Mushrooms: Fun With Fungi
Food Focus:There’s nothing like a busload of dietitians geeking out over a single food ingredient and the great things it can offer one’s body and tastebuds.
Last October a field trip led by Leah McGrath, RD, at the Academy of Nutrition and Dietetics Food & Nutrition Conference & Expo in Philadelphia, gave RDs the opportunity to do just that. The group got its fill of facts and deliciousness during an excursion to a Pennsylvania mushroom farm and a luncheon featuring a tasting menu that included mushrooms at every turn. Lunch was even capped by a unique dessert of vanilla genoise with chocolate ganache, layered with a syrup-soaked portabello.
Here are some great facts about mushrooms, researched and shared by McGrath:
- Like humans, mushrooms manufacture their own vitamin D. Eating mushrooms--even picked ones that have been exposed to ultraviolet radiation, like that in sunlight--can be an excellent way to supplement your "D" levels, which many people lack. Tip: Before you prepare your mushrooms, put them on the windowsill in direct sunlight for 15-30 minutes to boost the vitamin content.
- The vegetable is low in calories, is fat-free and can be used as a meat substitute or a filler in many dishes.
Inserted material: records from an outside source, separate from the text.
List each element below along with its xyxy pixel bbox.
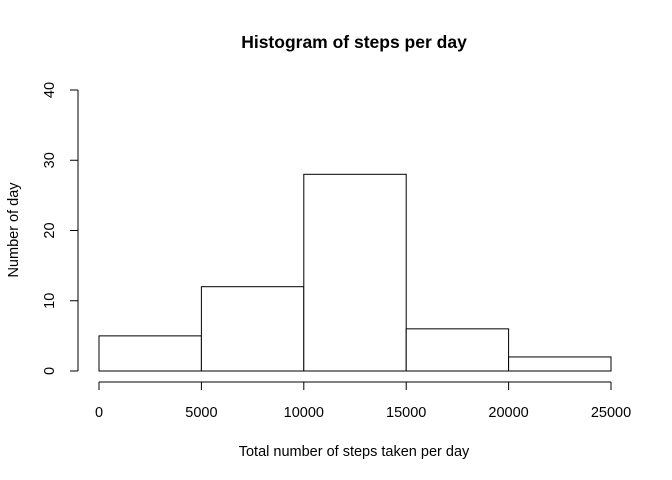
x-tick-label: 25000 — [591, 405, 631, 421]
x-tick-label: 10000 — [284, 405, 324, 421]
y-axis-label: Number of day — [6, 182, 22, 278]
histogram-bar — [200, 286, 305, 372]
y-tick-label: 40 — [42, 82, 58, 98]
y-tick-label: 0 — [42, 367, 58, 375]
y-axis: 0 10 20 30 40 — [42, 82, 79, 375]
histogram-bar — [405, 328, 510, 372]
bars-group — [98, 173, 612, 372]
chart-title: Histogram of steps per day — [241, 32, 467, 52]
x-axis: 0 5000 10000 15000 20000 25000 — [95, 381, 631, 421]
histogram-bar — [508, 356, 612, 372]
y-tick-label: 30 — [42, 152, 58, 168]
y-tick-label: 10 — [42, 293, 58, 309]
x-tick-label: 0 — [95, 405, 103, 421]
histogram-bar — [98, 335, 202, 372]
y-tick-label: 20 — [42, 222, 58, 238]
x-axis-label: Total number of steps taken per day — [239, 444, 470, 460]
x-tick-label: 20000 — [488, 405, 528, 421]
histogram-bar — [303, 173, 407, 372]
x-tick-label: 5000 — [185, 405, 217, 421]
x-tick-label: 15000 — [386, 405, 426, 421]
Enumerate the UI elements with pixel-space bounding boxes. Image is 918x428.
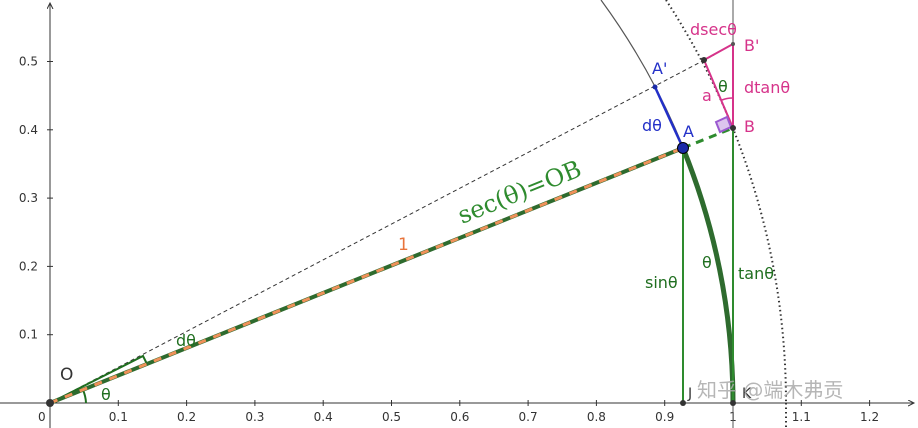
label: a: [702, 86, 712, 105]
label: dsecθ: [690, 20, 737, 39]
axes: 0 0.1 0.2 0.3 0.4 0.5 0.6 0.7 0.8 0.9 1 1.1 1.2 0.1 0…: [0, 3, 914, 428]
watermark: 知乎 @端木弗贡: [697, 378, 843, 402]
dsec-segment: [703, 43, 734, 61]
y-tick-label: 0.3: [19, 191, 38, 205]
sec-circle: [665, 0, 787, 404]
radius-overlay: [49, 146, 684, 405]
x-tick-label: 0.5: [382, 410, 401, 424]
point-o: [46, 399, 54, 407]
y-tick-label: 0.4: [19, 123, 38, 137]
label: B: [744, 117, 755, 136]
label: θ: [718, 77, 728, 96]
x-tick-label: 0.4: [314, 410, 333, 424]
angle-arc: [82, 389, 87, 404]
point-b: [730, 125, 736, 131]
dtheta-segment: [653, 86, 685, 149]
point-pink: [701, 57, 707, 63]
label: θ: [702, 253, 712, 272]
x-tick-label: 0.3: [245, 410, 264, 424]
x-tick-label: 0.6: [450, 410, 469, 424]
point-a-prime: [652, 84, 658, 90]
y-tick-label: 0.2: [19, 259, 38, 273]
pink-a: [703, 59, 734, 129]
label: dθ: [176, 331, 196, 350]
x-tick-label: 1.2: [860, 410, 879, 424]
x-tick-label: 0.8: [587, 410, 606, 424]
label: dθ: [642, 116, 662, 135]
point-k: [730, 400, 736, 406]
label: sinθ: [645, 273, 678, 292]
sec-extension: [682, 126, 734, 150]
x-tick-label: 0.9: [655, 410, 674, 424]
x-tick-label: 0.7: [519, 410, 538, 424]
label: dtanθ: [744, 78, 790, 97]
x-tick-label: 1.1: [792, 410, 811, 424]
label: θ: [101, 385, 111, 404]
point-a: [677, 142, 689, 154]
theta-arc: [680, 147, 736, 404]
dashed-ray: [49, 54, 715, 404]
point-j: [680, 400, 686, 406]
label: sec(θ)=OB: [454, 155, 586, 230]
label: B': [744, 36, 759, 55]
label: K: [742, 386, 752, 402]
x-tick-label: 0.1: [109, 410, 128, 424]
label: A: [683, 122, 694, 141]
label: tanθ: [738, 264, 774, 283]
label: O: [60, 365, 73, 385]
point-b-prime: [731, 42, 735, 46]
label: A': [652, 59, 667, 78]
x-tick-label: 0.2: [177, 410, 196, 424]
origin-label: 0: [38, 410, 46, 424]
y-tick-label: 0.5: [19, 55, 38, 69]
y-tick-label: 0.1: [19, 328, 38, 342]
pink-angle: [721, 97, 734, 101]
label: 1: [398, 235, 409, 255]
label: J: [687, 386, 692, 402]
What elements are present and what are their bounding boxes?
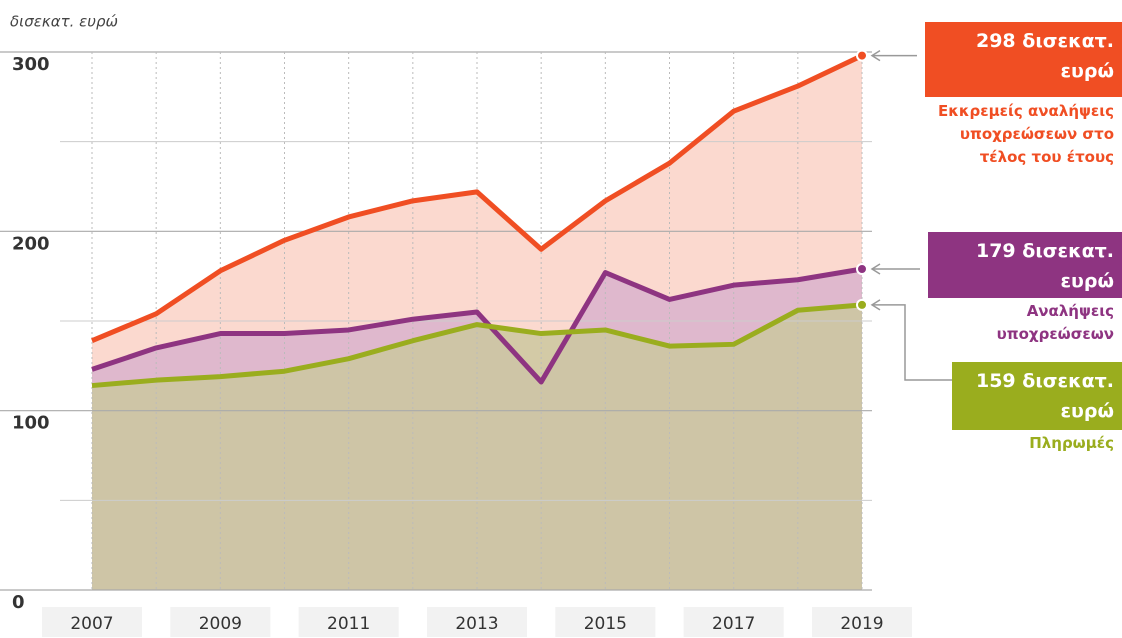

Consider adding it to hamburger mix or to meatlof to cut down on animal protein and increase veggie intake.
- Mushrooms are low in sodium. Their unique “umami” (earthy) flavor counterbalances saltiness and allows for lower salt usage without compromising taste.
- Mushrooms provide B vitamins--including riboflavin, niacin and pantothenic acid-- which help in breaking down proteins, fats and carbohydrates.
- A portabella cap has more potassium per 100-gram serving than a banana; potassium plays a role in blood pressure control.
- Mushrooms are among the best dietary sources of ergothioneine, an antioxidant known for its role in strengthening immunity.